Though he’s from Wayland, Massachusetts, not Alaska, rower Andrew Reed is no stranger to snow. After rowing at Harvard, Reed headed north to join the Craftsbury Green Racing Team, based at the Craftsbury Outdoor Center, just past Greensboro, Vermont. The team prepares post-collegiate rowers, Nordic skiers and biathletes for international competition; and though Andrew stuck to competitive rowing, he counts cross country skiing among his favorite activities. Though it might seem an odd combination, this comingling of rowing and skiing is a boon to athletes of both varieties.

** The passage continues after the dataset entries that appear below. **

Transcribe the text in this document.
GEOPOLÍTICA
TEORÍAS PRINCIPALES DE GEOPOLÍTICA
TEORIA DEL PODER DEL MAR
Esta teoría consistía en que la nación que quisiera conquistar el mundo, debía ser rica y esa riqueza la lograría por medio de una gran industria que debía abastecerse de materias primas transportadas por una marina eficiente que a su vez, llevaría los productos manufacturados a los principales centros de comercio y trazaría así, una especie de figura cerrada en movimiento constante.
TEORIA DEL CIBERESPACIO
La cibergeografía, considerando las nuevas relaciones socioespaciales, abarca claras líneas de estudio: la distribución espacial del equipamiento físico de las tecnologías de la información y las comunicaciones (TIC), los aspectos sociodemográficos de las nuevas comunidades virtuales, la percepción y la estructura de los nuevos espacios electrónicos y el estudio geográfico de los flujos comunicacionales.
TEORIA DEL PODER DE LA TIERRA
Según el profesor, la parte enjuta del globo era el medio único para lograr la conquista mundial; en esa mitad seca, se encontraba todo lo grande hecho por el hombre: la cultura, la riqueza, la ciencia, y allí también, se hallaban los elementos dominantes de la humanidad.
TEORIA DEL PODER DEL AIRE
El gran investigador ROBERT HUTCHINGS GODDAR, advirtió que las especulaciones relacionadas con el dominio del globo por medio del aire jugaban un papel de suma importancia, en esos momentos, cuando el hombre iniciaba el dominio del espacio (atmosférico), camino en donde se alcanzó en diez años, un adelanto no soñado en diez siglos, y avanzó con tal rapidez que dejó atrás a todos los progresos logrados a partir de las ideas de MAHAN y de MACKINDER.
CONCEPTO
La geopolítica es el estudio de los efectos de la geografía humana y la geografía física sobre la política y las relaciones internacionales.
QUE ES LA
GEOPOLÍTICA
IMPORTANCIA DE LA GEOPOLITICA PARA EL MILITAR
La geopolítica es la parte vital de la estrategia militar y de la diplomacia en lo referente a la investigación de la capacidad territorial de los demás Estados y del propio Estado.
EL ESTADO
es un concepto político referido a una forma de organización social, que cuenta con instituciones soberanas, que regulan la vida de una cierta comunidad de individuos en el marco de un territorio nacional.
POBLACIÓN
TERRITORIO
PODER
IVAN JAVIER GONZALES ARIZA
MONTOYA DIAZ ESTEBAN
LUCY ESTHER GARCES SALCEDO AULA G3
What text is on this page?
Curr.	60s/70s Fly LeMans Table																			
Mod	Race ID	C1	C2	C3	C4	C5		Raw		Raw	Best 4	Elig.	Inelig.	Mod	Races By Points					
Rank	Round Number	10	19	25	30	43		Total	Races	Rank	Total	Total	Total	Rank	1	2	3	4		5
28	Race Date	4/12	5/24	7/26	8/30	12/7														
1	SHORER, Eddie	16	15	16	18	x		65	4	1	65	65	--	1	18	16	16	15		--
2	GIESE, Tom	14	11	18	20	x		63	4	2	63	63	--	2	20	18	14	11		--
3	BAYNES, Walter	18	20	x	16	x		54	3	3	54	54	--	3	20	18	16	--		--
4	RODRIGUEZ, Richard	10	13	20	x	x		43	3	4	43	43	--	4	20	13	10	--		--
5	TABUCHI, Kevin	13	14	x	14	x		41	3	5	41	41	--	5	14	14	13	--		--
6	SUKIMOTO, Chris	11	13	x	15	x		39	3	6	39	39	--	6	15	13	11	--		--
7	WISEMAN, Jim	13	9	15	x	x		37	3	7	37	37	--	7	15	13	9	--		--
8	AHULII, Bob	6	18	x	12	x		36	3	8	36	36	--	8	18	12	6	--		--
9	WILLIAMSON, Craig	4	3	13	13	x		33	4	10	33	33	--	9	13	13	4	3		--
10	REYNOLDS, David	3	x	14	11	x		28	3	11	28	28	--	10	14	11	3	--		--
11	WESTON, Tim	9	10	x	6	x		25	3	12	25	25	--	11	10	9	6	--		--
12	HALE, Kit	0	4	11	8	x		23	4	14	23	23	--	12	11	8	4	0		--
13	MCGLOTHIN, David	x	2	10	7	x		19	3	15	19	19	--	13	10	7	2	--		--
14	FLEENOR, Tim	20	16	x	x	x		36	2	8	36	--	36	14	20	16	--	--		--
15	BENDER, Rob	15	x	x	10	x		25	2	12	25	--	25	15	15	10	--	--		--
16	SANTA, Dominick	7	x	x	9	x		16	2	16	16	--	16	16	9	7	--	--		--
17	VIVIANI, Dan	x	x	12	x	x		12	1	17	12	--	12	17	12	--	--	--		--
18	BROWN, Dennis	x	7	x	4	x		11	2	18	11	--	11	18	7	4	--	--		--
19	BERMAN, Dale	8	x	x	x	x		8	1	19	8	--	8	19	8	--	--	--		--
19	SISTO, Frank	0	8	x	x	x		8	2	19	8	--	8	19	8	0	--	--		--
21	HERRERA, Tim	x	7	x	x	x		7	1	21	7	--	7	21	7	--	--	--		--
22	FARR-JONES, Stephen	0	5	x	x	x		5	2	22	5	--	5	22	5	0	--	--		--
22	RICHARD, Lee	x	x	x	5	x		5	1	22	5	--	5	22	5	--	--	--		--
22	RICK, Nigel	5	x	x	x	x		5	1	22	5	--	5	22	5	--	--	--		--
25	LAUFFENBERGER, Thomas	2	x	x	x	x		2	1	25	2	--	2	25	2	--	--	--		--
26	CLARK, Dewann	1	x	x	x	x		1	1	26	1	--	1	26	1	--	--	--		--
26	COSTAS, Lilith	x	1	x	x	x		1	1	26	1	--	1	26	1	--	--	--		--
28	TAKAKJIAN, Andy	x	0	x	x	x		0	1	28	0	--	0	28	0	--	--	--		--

Reed is evidence that a bit of cross training, especially when Nordic skiing is part of that training, can boost your performance to its max.
Not only does skiing provide a perfect way to have fun and stay fit in the off-season of whatever your sport is, it helps build a general base of physical fitness—not to mention leaving you with a pastime that will last a lifetime. For one Norwegian family of Olympic runners, cross country skiing laid the groundwork for years of Track and Field successes. Jakob Ingebrigtsen, who took home gold in the 1500 meter in Tokyo, and his two older brothers Henrik and Filip—both of whom represented Norway in past Olympics—all grew up cross country skiing.
The two older siblings didn’t begin to focus on running until they were almost 18; Jakob became a full-time runner at age 12. In an interview, Henrik recalled waking up before dawn to roller ski circuits in a nearby parking lot. Though the brother’s preternatural running abilities have been pinned on many factors—a devoted father/coach, carefully monitored training sessions, brotherly team spirit—a 2019 study pointed to the active culture in which the boys grew up, which allowed for their phenomenal aerobic capacities. For the Ingebrigstens, as for many Norwegians, much of this physically active culture revolved around Nordic skiing. Sure, hiking, running, cycling and a general habit of routine exercise are part of that cultural equation, but only skiing is considered Norway’s “national sport.” In a country that loves to get outside, skiing is the obvious way to enjoy Scandinavia’s fjord-ridden beauty in the arctic winter months.
And if you have a summer sport you’re passionate about—be it running, swimming, rowing or whitewater kayaking—and want to build strength and stamina throughout the winter months as you look forward to next year, take a page out of Norway’s book. As Lydia Jacoby did with her Alaska winters, make the most of what the snowy season giveth: find some skis, any old pair, and a nearby trail, and start skiing—there’s nothing to lose, and plenty of gains to be made!